Lucy Astor
I'll be a MONSTER, when I grow UP⋯
WHERE the steps of the philadelphia museum of art.
WHO anyone.
MOOD anxious.
WEARING click.
✯
- xxxxxxLucy and her friends were perched on the steps of the Union League, the swanky society building in which many a bat mitzvah were thrown. Lucy was familiar with the building, having attended many of these prepubescent parties herself. One girl in poofy ballgowns, the rest in short, ruched monstrosities in respect to the princess of the night. Now, a sunny but breezy afternoon, Lucy and her girlfriends looked like different kinds of princesses. Their green plaid Barnaby Prince kilts fanned out, leaving bare thigh exposed. Lucy had seen more than a few passers-by eying her pale flesh lustfully.

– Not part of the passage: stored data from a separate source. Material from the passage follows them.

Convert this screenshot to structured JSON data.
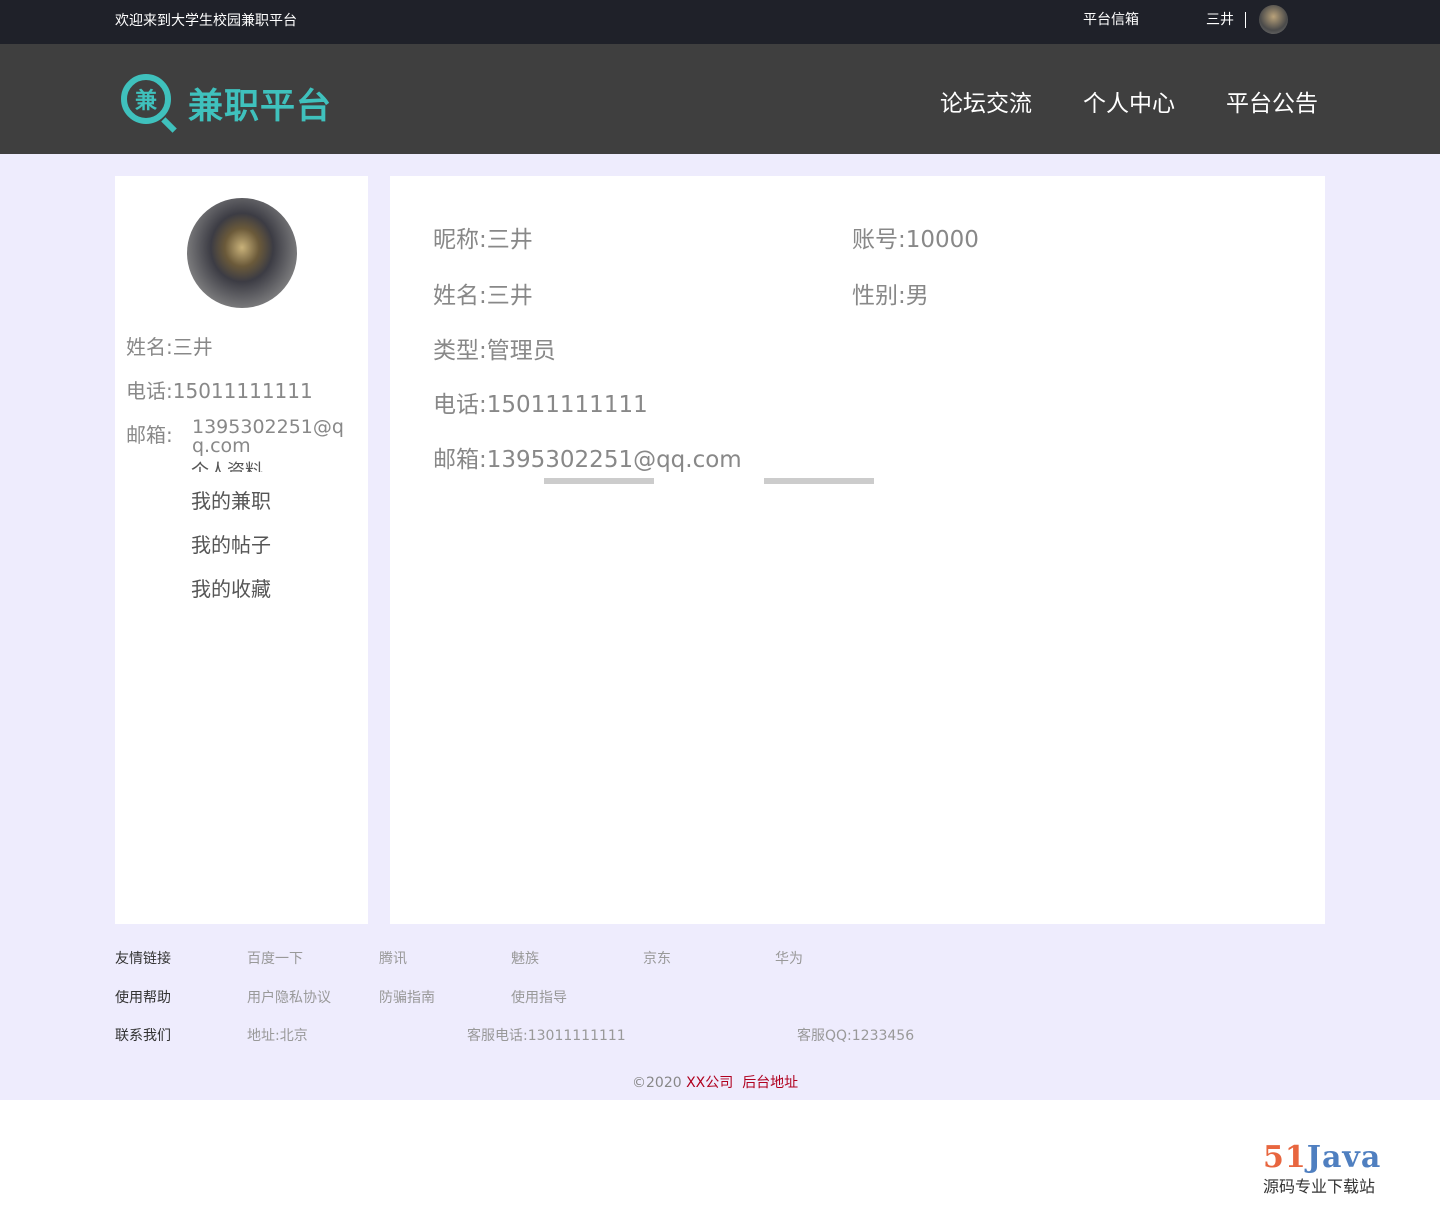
{
  "topbar": {
    "welcome": "欢迎来到大学生校园兼职平台",
    "mailbox": "平台信箱",
    "username": "三井"
  },
  "header": {
    "logo_char": "兼",
    "logo_text": "兼职平台",
    "nav": [
      "论坛交流",
      "个人中心",
      "平台公告"
    ]
  },
  "sidebar": {
    "name_label": "姓名:",
    "name": "三井",
    "phone_label": "电话:",
    "phone": "15011111111",
    "email_label": "邮箱:",
    "email": "1395302251@qq.com",
    "menu": [
      "个人资料",
      "我的兼职",
      "我的帖子",
      "我的收藏"
    ]
  },
  "profile": {
    "nickname": "昵称:三井",
    "account": "账号:10000",
    "name": "姓名:三井",
    "gender": "性别:男",
    "type": "类型:管理员",
    "phone": "电话:15011111111",
    "email": "邮箱:1395302251@qq.com"
  },
  "footer": {
    "links_label": "友情链接",
    "links": [
      "百度一下",
      "腾讯",
      "魅族",
      "京东",
      "华为"
    ],
    "help_label": "使用帮助",
    "help": [
      "用户隐私协议",
      "防骗指南",
      "使用指导"
    ],
    "contact_label": "联系我们",
    "contact": [
      "地址:北京",
      "客服电话:13011111111",
      "客服QQ:1233456"
    ],
    "copyright": "©2020",
    "company": "XX公司",
    "admin": "后台地址"
  },
  "watermark": {
    "num": "51",
    "brand": "Java",
    "slogan": "源码专业下载站"
  }
}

Fortunately for the city of Philadelphia, when Sunday came and the bar mitzvah girls and their braces had gone home, the business casual jacket-and-tie dress code was reinstated. Most people in the area, most men eying the beauties on the edge of seventeen on the steps, were moderately good-looking businessmen in smart suits. Lucy had a thing for older men. They were much more...experienced, really, than the boys she socialized with...the building was beautiful, and made Lucy feel very comfortable sitting on the twisted steps. Girls such as Lucy were free to eat their yogurt in peace. It was the closest she would get to the Met steps right now. All around her, activity was buzzing. It was a sunny Wednesday afternoon, leading into most people's last school day. Lucy and her fellow students had finals to take. Lucy turned her eyes upward, but immediately shielded them from the sunlight. This was summer weather, she thought, hardly the temperature to wear her school uniform.

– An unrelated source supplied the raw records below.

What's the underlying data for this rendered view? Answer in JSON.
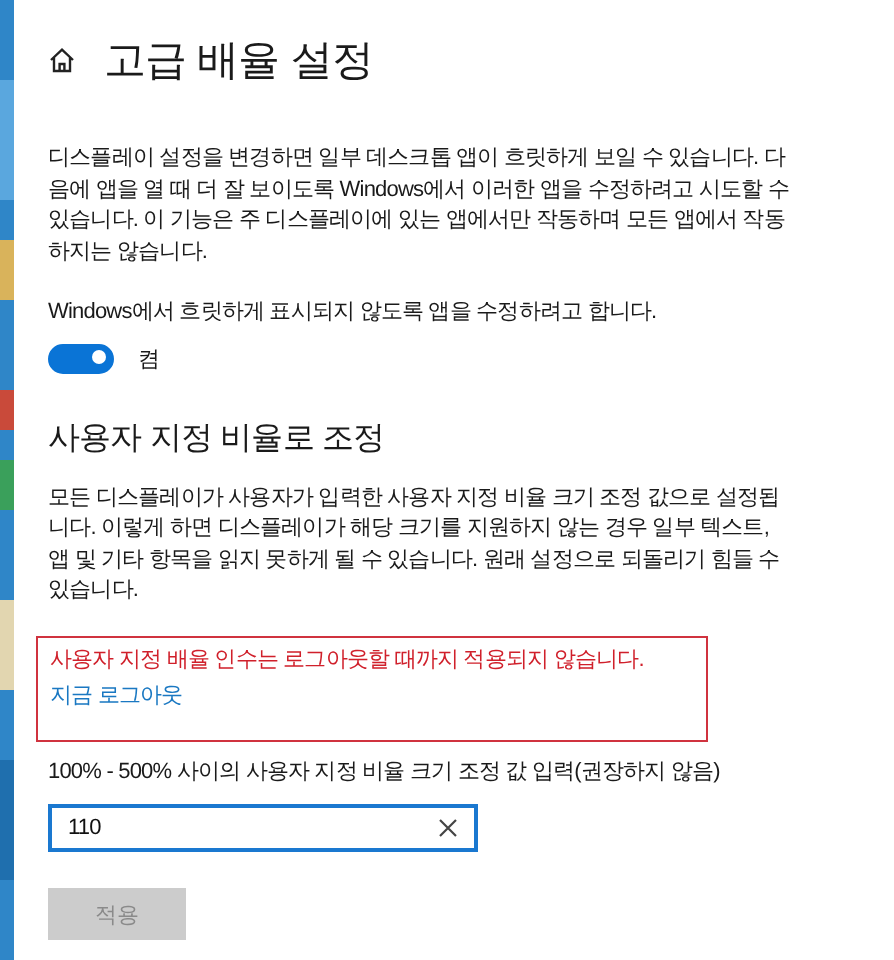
{
  "window": {
    "title": "고급 배율 설정"
  },
  "fix_apps": {
    "description": "디스플레이 설정을 변경하면 일부 데스크톱 앱이 흐릿하게 보일 수 있습니다. 다음에 앱을 열 때 더 잘 보이도록 Windows에서 이러한 앱을 수정하려고 시도할 수 있습니다. 이 기능은 주 디스플레이에 있는 앱에서만 작동하며 모든 앱에서 작동하지는 않습니다.",
    "toggle": {
      "label": "Windows에서 흐릿하게 표시되지 않도록 앱을 수정하려고 합니다.",
      "on": true,
      "state_text": "켬"
    }
  },
  "custom_scaling": {
    "heading": "사용자 지정 비율로 조정",
    "description": "모든 디스플레이가 사용자가 입력한 사용자 지정 비율 크기 조정 값으로 설정됩니다. 이렇게 하면 디스플레이가 해당 크기를 지원하지 않는 경우 일부 텍스트, 앱 및 기타 항목을 읽지 못하게 될 수 있습니다. 원래 설정으로 되돌리기 힘들 수 있습니다.",
    "warning": {
      "message": "사용자 지정 배율 인수는 로그아웃할 때까지 적용되지 않습니다.",
      "link": "지금 로그아웃"
    },
    "input": {
      "label": "100% - 500% 사이의 사용자 지정 비율 크기 조정 값 입력(권장하지 않음)",
      "value": "110"
    },
    "apply_button": {
      "label": "적용",
      "disabled": true
    }
  }
}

xxxxxx"If only we didn't have finals," mused Lucy, "we could actually go out tonight. The weather's perfect." A light, early summer breeze blew her pale blonde hair across her cheek and into her mouth. She brushed it out with bare nails. Her dance recital was the weekend prior, so she couldn't wear nail polish and had been too busy to put new varnish on. Lucy, Lucille Jane Astor to strangers, wanted to chop the long hair off. Unfortunately, a bob would be impossible to put in a dance bun. And how many ingenue roles had bobbed hair? Grace Halliwell and Marie Abrams, Lucy's best friends and partners-in-crime, looked at her as if she were crazy. Apparently they were formulating plans already. Grace's dark locks fell absently along her angular jaw and she smiled, sickeningly, in Lucy's direction. Lucy returned the look with ease, a smirk turning up the corner of her pale pink mouth. Grace and Marie were known as a dynamic duo of sorts; two little dancer darlings who did everything together. Lucy found this pathetic. There was a time when she craved the constant attention that lofty social standing could offer. She achieved that, but soon found it boring. It wasn't fulfilling like spotlight.

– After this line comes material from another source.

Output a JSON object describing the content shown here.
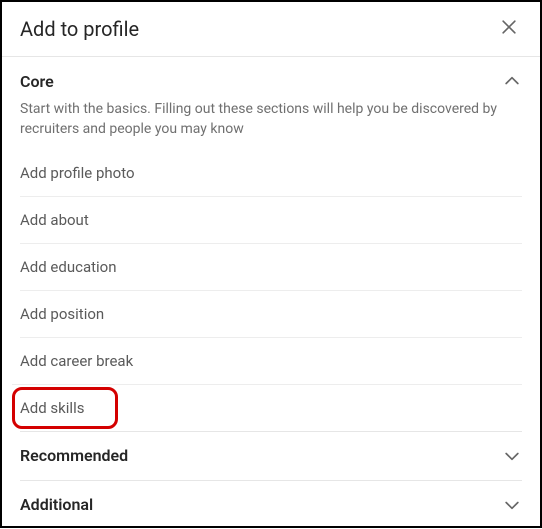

xxxxxx"Wait, you're not going out?" Marie protested. Somehow, Lucy's two closest friends never could understand her. Her preferred form of receiving attention, she often told them, was applause onstage. She loved being praised. She had no need to be with people all the time. Not like Marie. Her body was absolutely perfect for dance. Too bad the head on top of that body contained only tulle and ribbons. Lucy was no genius herself, but she needed to do well on finals. A school year of hard work in theatre and hard play at night was going to give the flapper-wannabe a run for her money unless she studied hard. Marie and Grace were in the same boat, but the difference was that they couldn't give a s**t. Lucy had to. For herself, really. Schools wouldn't even listen to her sing if she got Cs in English or pre-calculus. Right? Lucy turned her angular jaw away from her friend. Any other weekend, maybe they could convince her to throw on a glittery frock and step out under the lamplight. But this could not be argued.